Tidak hanya itu, terdapat faktor lain yang menyebabkan kista pilonidal, antara lain:
-
Obesitas;
-
Laki-laki (mereka memiliki risiko empat kali lebih besar dibandingkan wanita);
-
Trauma pada daerah tulang ekor;
-
Memiliki pola hidup yang tidak aktif;
-
Rambut tumbuh secara berlebih;
-
Keluarga dengan riwayat kista pilonidal.
Baca juga: Waspada, Kista Bisa Berubah Jadi Tumor Ganas
Apa Saja Langkah Pengobatan Kista Pilonidal?

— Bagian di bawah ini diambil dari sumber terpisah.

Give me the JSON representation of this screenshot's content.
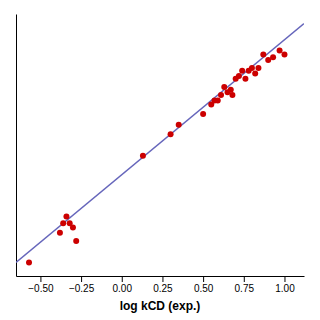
{
  "chart_data": {
    "type": "scatter",
    "xlabel": "log kCD (exp.)",
    "xlim": [
      -0.65,
      1.12
    ],
    "ylim": [
      -0.72,
      1.22
    ],
    "xticks": [
      {
        "value": -0.5,
        "label": "−0.50"
      },
      {
        "value": -0.25,
        "label": "−0.25"
      },
      {
        "value": 0.0,
        "label": "0.00"
      },
      {
        "value": 0.25,
        "label": "0.25"
      },
      {
        "value": 0.5,
        "label": "0.50"
      },
      {
        "value": 0.75,
        "label": "0.75"
      },
      {
        "value": 1.0,
        "label": "1.00"
      }
    ],
    "tick_labels": "x",
    "series": [
      {
        "type": "line",
        "color": "#6666bb",
        "x": [
          -0.65,
          1.12
        ],
        "values": [
          -0.62,
          1.15
        ]
      },
      {
        "type": "scatter",
        "color": "#cc0000",
        "x": [
          -0.57,
          -0.38,
          -0.36,
          -0.34,
          -0.32,
          -0.3,
          -0.28,
          0.13,
          0.3,
          0.35,
          0.5,
          0.55,
          0.57,
          0.59,
          0.61,
          0.63,
          0.65,
          0.67,
          0.68,
          0.7,
          0.72,
          0.74,
          0.76,
          0.78,
          0.8,
          0.82,
          0.84,
          0.87,
          0.9,
          0.93,
          0.97,
          1.0
        ],
        "values": [
          -0.62,
          -0.4,
          -0.33,
          -0.28,
          -0.33,
          -0.36,
          -0.46,
          0.17,
          0.33,
          0.4,
          0.48,
          0.55,
          0.58,
          0.58,
          0.62,
          0.68,
          0.64,
          0.66,
          0.62,
          0.74,
          0.76,
          0.8,
          0.74,
          0.8,
          0.82,
          0.78,
          0.82,
          0.92,
          0.88,
          0.9,
          0.95,
          0.92
        ]
      }
    ]
  }
}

Terdapat beberapa cara yang bisa dilakukan untuk mengatasi kondisi kista pilonidal, antara lain:
-
Insisi dan Pengeringan. Di dalam metode ini, dibuat sayatan kecil pada benjolan kista pilonidal yang kemudian cairan nanah akan dikeluarkan. Pada tindakan ini, folikel rambut dari dalam benjolan kista diangkat dan membiarkan luka sayatan terbuka.
-
Marsupialisasi. Pada prosedur ini, dokter membuat sayatan dan mengeluarkan cairan nanah serta rambut dari dalam benjolan kista. Kemudian, dokter menjahit bagian pinggir luka sayatan untuk membuat kantong.
-
Insisi, Pengeringan, dan Menutup Luka. Pada prosedur ini, dokter membuat sayatan untuk mengeringkan nanah dari dalam kista dan kemudian sayatan akan ditutup.
Setelah melakukan prosedur pembedahan, disarankan untuk tetap menjaga kebersihan bagian tubuh sekitar luka sayatan. Periksa juga secara rutin apakah terdapat tanda-tanda infeksi, dan memeriksakan bekas luka pembedahan.